29 August 2006

First contact with Carlos

Well, I'm back on the pony, harrassing people from the internet.

Mr. Carlos:

I got to your website through the Scott Hodge site when you were having your Scott Hodge thing. I actually got to the Scott Hodge website when I was having a David Crowder thing: I had written him a kind of angry letter about the tepidity of Christian music and somehow found Hodge's website while I was looking for information about Crowder. Anyway, none of that is important. I subscribed to your podcast and because my i-pod keeps downloading it and I like to have something to listen to on the treadmill, well, I guess I'm sort of a listener now.

I'm an English teacher in Niigata City Japan, who is also studying linguistics through a the University of Birmingham in the UK. I originally came to Japan as a missionary, actually, but after about a year, sort of felt like I had a lot less to say then I thought I did.

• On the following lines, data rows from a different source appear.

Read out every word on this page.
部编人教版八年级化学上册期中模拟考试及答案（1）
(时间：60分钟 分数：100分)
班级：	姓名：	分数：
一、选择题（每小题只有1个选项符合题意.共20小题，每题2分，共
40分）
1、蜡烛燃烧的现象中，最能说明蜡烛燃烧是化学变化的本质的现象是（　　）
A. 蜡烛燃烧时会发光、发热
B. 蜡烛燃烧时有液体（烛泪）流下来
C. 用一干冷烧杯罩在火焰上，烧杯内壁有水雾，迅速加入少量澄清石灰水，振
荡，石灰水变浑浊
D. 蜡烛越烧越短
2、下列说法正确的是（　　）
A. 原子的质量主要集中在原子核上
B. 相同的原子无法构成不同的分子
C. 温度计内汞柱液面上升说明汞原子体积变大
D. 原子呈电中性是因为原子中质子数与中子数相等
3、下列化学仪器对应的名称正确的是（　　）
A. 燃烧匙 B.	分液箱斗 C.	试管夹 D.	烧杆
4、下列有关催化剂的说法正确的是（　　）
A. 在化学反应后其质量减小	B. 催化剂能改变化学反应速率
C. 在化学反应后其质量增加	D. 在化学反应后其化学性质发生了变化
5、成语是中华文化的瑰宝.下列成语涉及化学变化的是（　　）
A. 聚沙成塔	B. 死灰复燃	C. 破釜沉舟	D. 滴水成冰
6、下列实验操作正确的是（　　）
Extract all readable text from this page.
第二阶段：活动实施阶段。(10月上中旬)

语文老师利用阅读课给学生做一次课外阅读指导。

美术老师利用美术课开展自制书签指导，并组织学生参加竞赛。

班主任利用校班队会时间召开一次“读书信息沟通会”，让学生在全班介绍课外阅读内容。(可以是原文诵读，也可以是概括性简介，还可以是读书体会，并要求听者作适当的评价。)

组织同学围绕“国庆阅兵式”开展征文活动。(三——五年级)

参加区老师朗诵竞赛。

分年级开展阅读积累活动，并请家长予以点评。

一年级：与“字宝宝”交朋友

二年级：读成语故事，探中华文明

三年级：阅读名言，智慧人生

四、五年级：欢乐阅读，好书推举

I don't really like when people ask me about my religious beliefs as I guess I'm not really that sure anymore myself and always avoid the question by asking the questioner a question. This usually works and allows me to listen more, which I like much more than talking, when it comes to things like the Buddha or Jesus.

Also, I saw that you were adopting a baby from Korea, and I wanted to give you and your family a high-five for that. Korea is a really fabulous place that I really love a lot and am happy to hear that you too have a kind of heart for the Korean people.

Okay, so this is why I called. I'm really interested in words (being an aspiring linguist), and especially interested in words that Evangelical Christians use. My letter to Crowder was actually about words, how Christians use words that we don't have an experiential or intellectual attachment to, but rather understand emotionally. Words like *holy* and *king* are good examples. A worship leader can shout out *Jesus is holy, amen?!* at the crowd at most large Evangelical churches, and most everyone will shout back *Amen!* But really, when we think about the words, *Jesus is holy, amen?!* none of these words are words we intellectually engage or experience. Holy means what exactly. We can define it, maybe, but we can't really wrap our minds around it. If you dig into it, for most people, it isn't so much a intellectual concept, but a word that gets them to feel a certain way. That deserves a paragraph break and re-stating.

Words in worship experiences are triggers for *worshipful* feelings, I think. *Jesus is the King* doesn't mean anything, but it does get me to feel a certain, *worshipful* way.

Basically, I think this is really weird, and if I was more religious, I would say that it's dangerous. Because all these super-convicted Christians are in these darkened churches all over the country (or world) saying things that they make them feel good without thinking about why they are saying them. This has a way of being used in all sorts of evil ways, and could be argued (although I don't want to argue it) to be playing a strong role in our current conflict with Saddam and the Iraqis or the whole Middle East in general.

I was thinking about this when you were talking about Amena Brown. Why, I wondered, is this good? It's basically everything I have heard from Christian artists, only spoken, so it gets some attention. But really, it's fundamentally the same tired, over-used symbols that people don't engage so much as feel. The key to this is that it can't cross-over, right? If a non-Christian can't engage it or can't value it artistically, then it can't be good, can it?

Now, let me say, I don't think just feeling music is bad. Of course, sometimes we just feel music. But in my opinion, good music is when you can feel it and experience something intellectually fulfilling from it. I just saw the Bob Dylan documentary that came out a couple of years ago and was really caught by that in Dylan's music. Everybody in that generation could feel it, but when people went into the lyrics and started thinking about it, it was even richer. And you weren't required to hold a very narrow spiritual or political view to enjoy it. It appealed broadly.

Okay, what does this have to do with you? I'm not really sure, actually. But I thought today as I was running and thinking, that maybe you might have some thoughts on all this.

Thanks for your time. This letter is too long. I apologize for that. Thanks for the podcasting. As long as my ipod keeps downloading, I will keep listening.